Dennis Gentry

No. 29
- Positions: Running back, return specialist, wide receiver

Personal information
- Born: February 10, 1959 (age 67) Lubbock, Texas, U.S.
- Listed height: 5 ft 8 in (1.73 m)
- Listed weight: 173 lb (78 kg)

Career information
- High school: Dunbar (Lubbock)
- College: Baylor
- NFL draft: 1982: 4th round, 89th overall pick

Career history
- Chicago Bears (1982–1992);

Awards and highlights
- Super Bowl champion (XX); First-team All-Pro (1986); Second-team All-Pro (1987); First-team All-SWC (1980);

Career NFL statistics
- Receptions: 171
- Receiving yards: 2,076
- Return yards: 4,353
- Total touchdowns: 16
- Stats at Pro Football Reference

= Dennis Gentry =

American football player (born 1959)

Dennis Louis Gentry (born February 10, 1959) is an American former professional football player for the Chicago Bears of the National Football League (NFL). He played college football for the Baylor Bears. He was selected by the Chicago Bears in the fourth round of the 1982 NFL draft. He spent his entire 11-year NFL career with Chicago from 1982 to 1992, and was a part of the Bears team that was victorious in Super Bowl XX versus the New England Patriots. He was also a member of the "Chicago Bears Shufflin' Crew" in the video "The Super Bowl Shuffle," which featured him pantomiming on the bass.
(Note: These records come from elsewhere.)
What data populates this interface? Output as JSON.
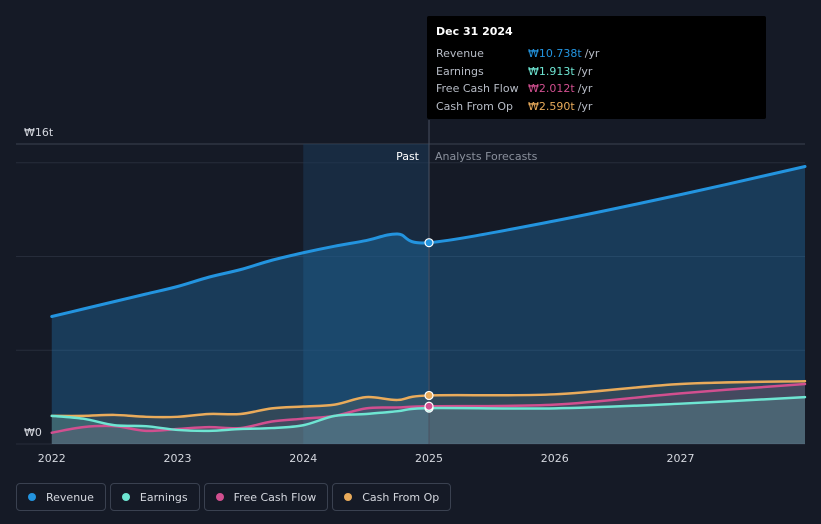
{
  "colors": {
    "revenue": "#2394df",
    "earnings": "#6ee5d2",
    "fcf": "#d14f8f",
    "cfo": "#e9ab5b",
    "past_band": "#1c3a57"
  },
  "tooltip": {
    "date": "Dec 31 2024",
    "rows": [
      {
        "name": "Revenue",
        "value": "₩10.738t",
        "unit": "/yr"
      },
      {
        "name": "Earnings",
        "value": "₩1.913t",
        "unit": "/yr"
      },
      {
        "name": "Free Cash Flow",
        "value": "₩2.012t",
        "unit": "/yr"
      },
      {
        "name": "Cash From Op",
        "value": "₩2.590t",
        "unit": "/yr"
      }
    ]
  },
  "labels": {
    "past": "Past",
    "forecast": "Analysts Forecasts",
    "y_top": "₩16t",
    "y_bottom": "₩0"
  },
  "legend": [
    {
      "name": "Revenue",
      "key": "revenue"
    },
    {
      "name": "Earnings",
      "key": "earnings"
    },
    {
      "name": "Free Cash Flow",
      "key": "fcf"
    },
    {
      "name": "Cash From Op",
      "key": "cfo"
    }
  ],
  "chart_data": {
    "type": "line",
    "title": "",
    "xlabel": "",
    "ylabel": "",
    "ylim": [
      0,
      16
    ],
    "xlim": [
      2021.97,
      2027.99
    ],
    "x_ticks": [
      2022,
      2023,
      2024,
      2025,
      2026,
      2027
    ],
    "divider_x": 2025.0,
    "past_band_start": 2024.0,
    "y_gridlines": [
      0,
      5,
      10,
      15,
      16
    ],
    "series": [
      {
        "name": "Revenue",
        "key": "revenue",
        "unit": "₩t",
        "x": [
          2022.0,
          2022.25,
          2022.5,
          2022.75,
          2023.0,
          2023.25,
          2023.5,
          2023.75,
          2024.0,
          2024.25,
          2024.5,
          2024.75,
          2025.0,
          2026.0,
          2027.0,
          2027.99
        ],
        "values": [
          6.8,
          7.2,
          7.6,
          8.0,
          8.4,
          8.9,
          9.3,
          9.8,
          10.2,
          10.55,
          10.85,
          11.2,
          10.738,
          11.9,
          13.3,
          14.8
        ]
      },
      {
        "name": "Earnings",
        "key": "earnings",
        "unit": "₩t",
        "x": [
          2022.0,
          2022.25,
          2022.5,
          2022.75,
          2023.0,
          2023.25,
          2023.5,
          2023.75,
          2024.0,
          2024.25,
          2024.5,
          2024.75,
          2025.0,
          2026.0,
          2027.0,
          2027.99
        ],
        "values": [
          1.5,
          1.35,
          1.0,
          0.95,
          0.75,
          0.7,
          0.8,
          0.85,
          1.0,
          1.5,
          1.6,
          1.75,
          1.913,
          1.9,
          2.15,
          2.5
        ]
      },
      {
        "name": "Free Cash Flow",
        "key": "fcf",
        "unit": "₩t",
        "x": [
          2022.0,
          2022.25,
          2022.5,
          2022.75,
          2023.0,
          2023.25,
          2023.5,
          2023.75,
          2024.0,
          2024.25,
          2024.5,
          2024.75,
          2025.0,
          2026.0,
          2027.0,
          2027.99
        ],
        "values": [
          0.6,
          0.9,
          0.95,
          0.7,
          0.8,
          0.9,
          0.85,
          1.2,
          1.35,
          1.5,
          1.9,
          1.95,
          2.012,
          2.1,
          2.7,
          3.2
        ]
      },
      {
        "name": "Cash From Op",
        "key": "cfo",
        "unit": "₩t",
        "x": [
          2022.0,
          2022.25,
          2022.5,
          2022.75,
          2023.0,
          2023.25,
          2023.5,
          2023.75,
          2024.0,
          2024.25,
          2024.5,
          2024.75,
          2025.0,
          2026.0,
          2027.0,
          2027.99
        ],
        "values": [
          1.5,
          1.5,
          1.55,
          1.45,
          1.45,
          1.6,
          1.6,
          1.9,
          2.0,
          2.1,
          2.5,
          2.35,
          2.59,
          2.65,
          3.2,
          3.35
        ]
      }
    ]
  }
}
In 2001, he was the running backs coach for the XFL's Chicago Enforcers until the league folded. Later that year he was hired as a BLESTO regional scout for the Detroit Lions until 2011.

Gentry finished his career with 171 receptions for 2,076 yards and seven touchdowns. He also rushed for 764 yards and five touchdowns. But his main contribution came as a kick returner, and is currently ranked third in return yardage (4,353) for the Bears. Dennis is also tied for the club's all-time kick returns with 192. In 1986, he led the NFL with a 28.8-yards-per-return average.